A técnica, a ciência e
toda a tecnologia que as envolvem, certamente que se justificam, porém, devem
ser sempre acompanhadas e controladas pela Ética. Se assim um dia vier a
acontecer, então, felizes os vindouros, porque serão sinais inequívocos que os
grandes princípios, valores e sentimentos, voltaram às consciências das pessoas
verdadeiramente humanas.
É indiscutível que nas
várias facetas da atividade humana existe sempre uma maior ou menor dose da
componente política, de acordo com uma ou outra ideologia, sob um ou outro
rótulo, mais ou menos sonante, mais ou menos representativo e, neste âmbito, a
proliferação de vários excessos, tais como indicam os inúmeros sufixos
terminados em “ismos”, que por esse mundo fora proliferam. Neste enquadramento
se situam muitos dos atuais “socialismos”, mas muito poucos haverá em
conformidade com a vontade e mensagem Evangélica, que convida à fraternidade, à
liberdade e à igualdade, que apela à unidade.
Que melhor socialização
do que aquela que conduz à plena personalização, à equidade de oportunidades. O
que mais pode preocupar é quando os sistemas radicais de certos “socialismos”

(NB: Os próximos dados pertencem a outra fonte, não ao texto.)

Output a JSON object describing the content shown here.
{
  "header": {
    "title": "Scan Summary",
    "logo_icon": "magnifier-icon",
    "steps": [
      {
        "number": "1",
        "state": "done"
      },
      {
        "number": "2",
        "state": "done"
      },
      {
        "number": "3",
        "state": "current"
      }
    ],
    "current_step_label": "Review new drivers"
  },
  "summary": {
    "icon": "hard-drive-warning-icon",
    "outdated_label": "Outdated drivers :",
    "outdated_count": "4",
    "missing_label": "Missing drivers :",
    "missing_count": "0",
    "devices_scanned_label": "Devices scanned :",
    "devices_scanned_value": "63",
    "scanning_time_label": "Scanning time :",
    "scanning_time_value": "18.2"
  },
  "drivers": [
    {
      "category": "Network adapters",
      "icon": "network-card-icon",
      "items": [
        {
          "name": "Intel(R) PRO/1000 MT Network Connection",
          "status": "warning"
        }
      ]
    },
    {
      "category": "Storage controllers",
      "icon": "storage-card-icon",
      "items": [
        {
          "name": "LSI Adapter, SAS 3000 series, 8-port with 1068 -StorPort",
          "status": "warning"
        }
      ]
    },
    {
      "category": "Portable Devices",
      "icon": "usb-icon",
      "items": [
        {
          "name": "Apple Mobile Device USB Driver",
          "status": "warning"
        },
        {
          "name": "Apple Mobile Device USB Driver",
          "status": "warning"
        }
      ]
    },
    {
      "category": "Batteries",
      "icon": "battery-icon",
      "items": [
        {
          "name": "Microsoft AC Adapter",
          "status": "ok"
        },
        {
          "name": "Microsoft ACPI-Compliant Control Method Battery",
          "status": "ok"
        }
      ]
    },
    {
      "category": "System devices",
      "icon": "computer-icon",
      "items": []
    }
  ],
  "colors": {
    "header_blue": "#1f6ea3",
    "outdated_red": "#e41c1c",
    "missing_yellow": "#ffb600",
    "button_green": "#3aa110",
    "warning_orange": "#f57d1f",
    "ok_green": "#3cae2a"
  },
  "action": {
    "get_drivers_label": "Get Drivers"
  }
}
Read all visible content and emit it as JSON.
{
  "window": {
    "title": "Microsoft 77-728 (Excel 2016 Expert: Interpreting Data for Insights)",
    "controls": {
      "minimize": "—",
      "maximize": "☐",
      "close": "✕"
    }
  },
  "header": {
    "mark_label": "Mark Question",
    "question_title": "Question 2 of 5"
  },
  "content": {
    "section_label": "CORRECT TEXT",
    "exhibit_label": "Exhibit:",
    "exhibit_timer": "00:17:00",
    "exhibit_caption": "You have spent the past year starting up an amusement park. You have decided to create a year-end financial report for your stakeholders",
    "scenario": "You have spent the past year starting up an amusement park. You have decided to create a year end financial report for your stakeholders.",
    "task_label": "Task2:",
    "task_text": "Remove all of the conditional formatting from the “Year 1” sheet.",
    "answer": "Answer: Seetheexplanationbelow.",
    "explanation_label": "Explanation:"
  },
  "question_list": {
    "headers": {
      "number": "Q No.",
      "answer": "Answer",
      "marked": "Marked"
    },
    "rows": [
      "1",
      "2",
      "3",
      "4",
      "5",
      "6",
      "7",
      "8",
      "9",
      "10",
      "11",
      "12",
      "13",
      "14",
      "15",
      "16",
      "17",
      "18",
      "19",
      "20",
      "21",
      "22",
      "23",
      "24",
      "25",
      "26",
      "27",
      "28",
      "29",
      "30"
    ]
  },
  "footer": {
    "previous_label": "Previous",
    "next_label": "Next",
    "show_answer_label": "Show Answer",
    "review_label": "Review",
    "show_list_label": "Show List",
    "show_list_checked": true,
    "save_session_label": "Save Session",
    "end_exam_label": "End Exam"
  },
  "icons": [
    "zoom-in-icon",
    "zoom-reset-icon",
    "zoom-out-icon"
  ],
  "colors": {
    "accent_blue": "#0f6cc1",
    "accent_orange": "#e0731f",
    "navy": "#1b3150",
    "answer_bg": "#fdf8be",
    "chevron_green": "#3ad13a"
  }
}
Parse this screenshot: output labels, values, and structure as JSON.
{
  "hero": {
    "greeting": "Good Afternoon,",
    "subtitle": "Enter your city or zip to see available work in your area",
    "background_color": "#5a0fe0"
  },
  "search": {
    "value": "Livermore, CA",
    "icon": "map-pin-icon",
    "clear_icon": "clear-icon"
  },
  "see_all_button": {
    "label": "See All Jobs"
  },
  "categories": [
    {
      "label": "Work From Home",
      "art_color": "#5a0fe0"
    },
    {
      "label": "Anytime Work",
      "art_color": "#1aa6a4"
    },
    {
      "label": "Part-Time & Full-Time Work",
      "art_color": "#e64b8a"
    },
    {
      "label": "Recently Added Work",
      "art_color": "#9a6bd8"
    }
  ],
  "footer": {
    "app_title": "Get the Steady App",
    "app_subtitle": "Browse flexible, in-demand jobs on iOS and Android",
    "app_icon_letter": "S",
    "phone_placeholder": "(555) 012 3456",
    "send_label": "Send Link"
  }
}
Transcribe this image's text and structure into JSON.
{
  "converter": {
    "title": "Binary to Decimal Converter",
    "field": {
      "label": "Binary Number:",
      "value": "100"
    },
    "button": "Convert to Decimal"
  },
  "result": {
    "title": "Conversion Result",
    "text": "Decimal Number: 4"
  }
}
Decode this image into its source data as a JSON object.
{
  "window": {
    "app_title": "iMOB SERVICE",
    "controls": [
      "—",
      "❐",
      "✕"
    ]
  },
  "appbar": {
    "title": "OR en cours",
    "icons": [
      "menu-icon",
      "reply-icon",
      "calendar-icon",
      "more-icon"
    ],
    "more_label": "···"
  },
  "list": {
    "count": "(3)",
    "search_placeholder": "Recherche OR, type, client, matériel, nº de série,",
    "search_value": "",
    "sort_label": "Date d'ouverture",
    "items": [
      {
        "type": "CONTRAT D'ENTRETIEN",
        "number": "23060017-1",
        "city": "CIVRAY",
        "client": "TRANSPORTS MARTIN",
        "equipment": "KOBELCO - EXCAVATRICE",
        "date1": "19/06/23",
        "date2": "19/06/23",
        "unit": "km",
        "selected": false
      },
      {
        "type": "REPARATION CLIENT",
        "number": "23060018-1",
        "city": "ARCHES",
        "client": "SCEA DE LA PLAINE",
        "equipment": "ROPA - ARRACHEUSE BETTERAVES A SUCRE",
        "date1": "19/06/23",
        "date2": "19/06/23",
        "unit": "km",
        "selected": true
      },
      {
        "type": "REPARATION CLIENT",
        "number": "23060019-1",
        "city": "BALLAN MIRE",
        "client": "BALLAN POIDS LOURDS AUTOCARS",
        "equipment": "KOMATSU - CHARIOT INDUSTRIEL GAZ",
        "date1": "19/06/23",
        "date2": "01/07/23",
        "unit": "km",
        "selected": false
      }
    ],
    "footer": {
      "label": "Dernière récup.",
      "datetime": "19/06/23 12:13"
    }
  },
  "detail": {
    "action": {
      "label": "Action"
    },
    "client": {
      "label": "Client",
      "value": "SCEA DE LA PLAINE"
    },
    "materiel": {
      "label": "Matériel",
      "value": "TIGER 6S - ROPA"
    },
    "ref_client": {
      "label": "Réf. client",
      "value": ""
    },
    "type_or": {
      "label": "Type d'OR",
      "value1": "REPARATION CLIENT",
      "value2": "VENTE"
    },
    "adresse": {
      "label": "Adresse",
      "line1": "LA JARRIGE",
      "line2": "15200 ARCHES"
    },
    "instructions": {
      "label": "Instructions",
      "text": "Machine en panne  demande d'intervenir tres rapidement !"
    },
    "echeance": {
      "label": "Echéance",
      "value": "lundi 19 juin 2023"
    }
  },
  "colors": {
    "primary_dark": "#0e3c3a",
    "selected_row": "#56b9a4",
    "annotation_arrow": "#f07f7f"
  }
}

correspondem, aos seus antípodas do “capitalismo selvagem”, porque se teme que,
nem um nem outro, tenham como ponto de referência o homem integral e, pelo
contrário, este será utilizado como uma peça da engrenagem “coletivista” ou um
“instrumento” para acumulação de riqueza, sujeito de deveres, vítima de
obrigações desumanas, da opressão egoísta de uma minoria detentora do poder
especulativo da economia e das finanças.
Invoca-se, hoje, as
opções socialistas de militantes cristãos e esta tese doutrinária pode, de
facto, ser levada à prática, porque na verdade o movimento socialista puro nasceu
no operariado oprimido, explorado, escravizado, humilhado, e mesmo vendido. Um
socialismo social e democrático, justo e humanista. É necessário um
comportamento genuinamente humano, de um “ser-homem-com-os-outros-homens” e,
nesta atitude, deve incorporar-se a presença da Divindade, no dinamismo
operário, pois Ela é tão necessária quanto urgente, principalmente no seio dos
mais fortes.
O mundo não carece de
uma “onda messiânica”, mas do simples gesto de “nos darmos as mãos”, de
comungarmos dos mesmos ideais de Bem-Comum. O homem é um ser que deve
transcender-se, ultrapassar a sua própria finitude, o mal e a infelicidade,
porque esta é a sua vontade mais profunda, embora, e infelizmente, muitas
vezes, ignorada. É, precisamente, no desembocar de uma corrente privilegiada
que surge o misterioso fenómeno da conceção de Deus, é nesta altura que
exponencialmente e com toda a liberdade pode surgir o ato de fé, ou seja, de
conhecimento e reconhecimento da Verdade buscada pelo homem sobre o homem.
É, portanto, na perceção
da existência divina que toda a política poderá ser conduzida, harmonicamente,
considerando, na devida conta, os interesses de cada um e a estabilidade do
todo, premiando os que honesta e dedicadamente desenvolvem a sua atividade,
dando oportunidade àqueles que, por diversos motivos, não conseguiram, ainda,
integrar-se numa sociedade que se pretende digna, com possibilidade de amor, de
defesa dos valores absolutos, consubstanciados num Deus-Amor. Uma política de
trabalho, conhecimento e amor, numa disciplina moral que engloba toda a
atividade humana.
É preciso que os
políticos tentem uma “aventura de salvação”, e com eles arrastem os seus
apoiantes, uma aventura de salvação pelas estradas que conduzem ao Bem-Comum e
que desde logo se iniciam nos “carreiros” da: tolerância, respeito, amor, paz e
felicidade. Estes “carreiros” quais “afluentes” dos rios, seguramente que
convergem para a dignidade da pessoa humana.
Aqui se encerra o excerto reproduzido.